Encryption at Rest
Protecting databases and blocks against physical extractions using hardware-level keys.
What you'll learn
- Connection Multiplexing
- Payload Serialization
- Flow & Congestion Control
TL;DR
Protecting databases and blocks against physical extractions using hardware-level keys.
Visual System Topology
Encryption at Rest Encrypted Access Flow
Concept Overview
Encryption at Rest is a critical communication standard used to establish rules, payload schemas, and serialization properties for transferring packets between systems. Protecting databases and blocks against physical extractions using hardware-level keys.
In modern web engineering, selecting the correct communication protocol is a core architectural decision. High-frequency microservices rely on binary multiplexed frameworks to conserve bandwidth, while public web endpoints leverage human-readable text channels to maximize developer access and client compatibility.
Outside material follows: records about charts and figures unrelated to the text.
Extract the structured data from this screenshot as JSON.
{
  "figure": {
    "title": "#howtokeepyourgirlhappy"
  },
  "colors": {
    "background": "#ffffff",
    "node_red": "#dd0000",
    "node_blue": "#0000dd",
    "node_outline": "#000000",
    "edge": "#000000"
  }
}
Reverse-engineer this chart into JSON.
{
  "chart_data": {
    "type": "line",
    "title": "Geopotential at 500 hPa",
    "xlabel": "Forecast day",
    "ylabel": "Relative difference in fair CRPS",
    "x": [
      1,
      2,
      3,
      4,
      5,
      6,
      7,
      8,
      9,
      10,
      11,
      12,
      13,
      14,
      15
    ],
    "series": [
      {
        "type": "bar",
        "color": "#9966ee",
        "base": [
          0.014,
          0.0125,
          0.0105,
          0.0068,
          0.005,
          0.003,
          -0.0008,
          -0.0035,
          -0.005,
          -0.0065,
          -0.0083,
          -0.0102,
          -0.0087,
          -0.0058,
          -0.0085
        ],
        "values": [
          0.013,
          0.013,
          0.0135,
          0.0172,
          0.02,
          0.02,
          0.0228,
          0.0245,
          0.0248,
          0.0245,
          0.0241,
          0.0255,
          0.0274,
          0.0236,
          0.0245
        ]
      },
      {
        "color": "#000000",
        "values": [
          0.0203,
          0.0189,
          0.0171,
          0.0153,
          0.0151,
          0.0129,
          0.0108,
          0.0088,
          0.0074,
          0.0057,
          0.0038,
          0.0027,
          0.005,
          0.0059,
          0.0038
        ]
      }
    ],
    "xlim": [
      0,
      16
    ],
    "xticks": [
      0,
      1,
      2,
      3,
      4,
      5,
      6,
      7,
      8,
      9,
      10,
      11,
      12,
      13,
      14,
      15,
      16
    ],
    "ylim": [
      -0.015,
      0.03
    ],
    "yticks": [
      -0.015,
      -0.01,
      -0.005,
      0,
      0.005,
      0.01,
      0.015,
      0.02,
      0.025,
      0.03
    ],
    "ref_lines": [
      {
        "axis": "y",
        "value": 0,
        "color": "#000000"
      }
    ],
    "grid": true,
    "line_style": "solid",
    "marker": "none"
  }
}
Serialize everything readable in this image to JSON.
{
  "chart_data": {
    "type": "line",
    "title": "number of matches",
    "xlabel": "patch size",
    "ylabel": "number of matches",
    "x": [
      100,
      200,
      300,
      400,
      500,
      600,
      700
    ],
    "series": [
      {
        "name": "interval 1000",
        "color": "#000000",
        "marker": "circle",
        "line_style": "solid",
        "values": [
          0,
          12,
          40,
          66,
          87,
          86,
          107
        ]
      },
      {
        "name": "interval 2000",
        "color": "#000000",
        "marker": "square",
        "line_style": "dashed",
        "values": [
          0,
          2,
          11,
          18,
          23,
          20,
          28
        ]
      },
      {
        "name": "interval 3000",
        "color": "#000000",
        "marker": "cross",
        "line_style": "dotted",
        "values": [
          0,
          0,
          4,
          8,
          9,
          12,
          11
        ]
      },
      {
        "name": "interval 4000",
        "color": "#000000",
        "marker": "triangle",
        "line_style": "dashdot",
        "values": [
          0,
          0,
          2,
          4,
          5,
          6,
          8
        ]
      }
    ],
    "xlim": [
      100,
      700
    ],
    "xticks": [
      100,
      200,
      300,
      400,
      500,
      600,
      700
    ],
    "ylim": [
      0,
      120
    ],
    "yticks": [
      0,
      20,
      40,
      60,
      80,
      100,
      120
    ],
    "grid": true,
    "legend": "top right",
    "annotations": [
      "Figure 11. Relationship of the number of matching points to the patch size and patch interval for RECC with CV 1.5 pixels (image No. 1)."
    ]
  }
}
Understanding how Encryption at Rest manages transport, connection handshakes, and packet payload serialization is vital for constructing fast, reliable services.
Key Architectural Pillars
Connection Multiplexing
Reusing persistent underlying TCP channels to transmit concurrent Encryption at Rest requests, minimizing socket setup latencies.
Payload Serialization
Converting rich in-memory application entities into standardized wire formats (JSON, Protobuf, Binary stream schemas) for network transmission.
Flow & Congestion Control
Strategies deployed to prevent fast senders from overwhelming slow receivers and to minimize packet drops across networks.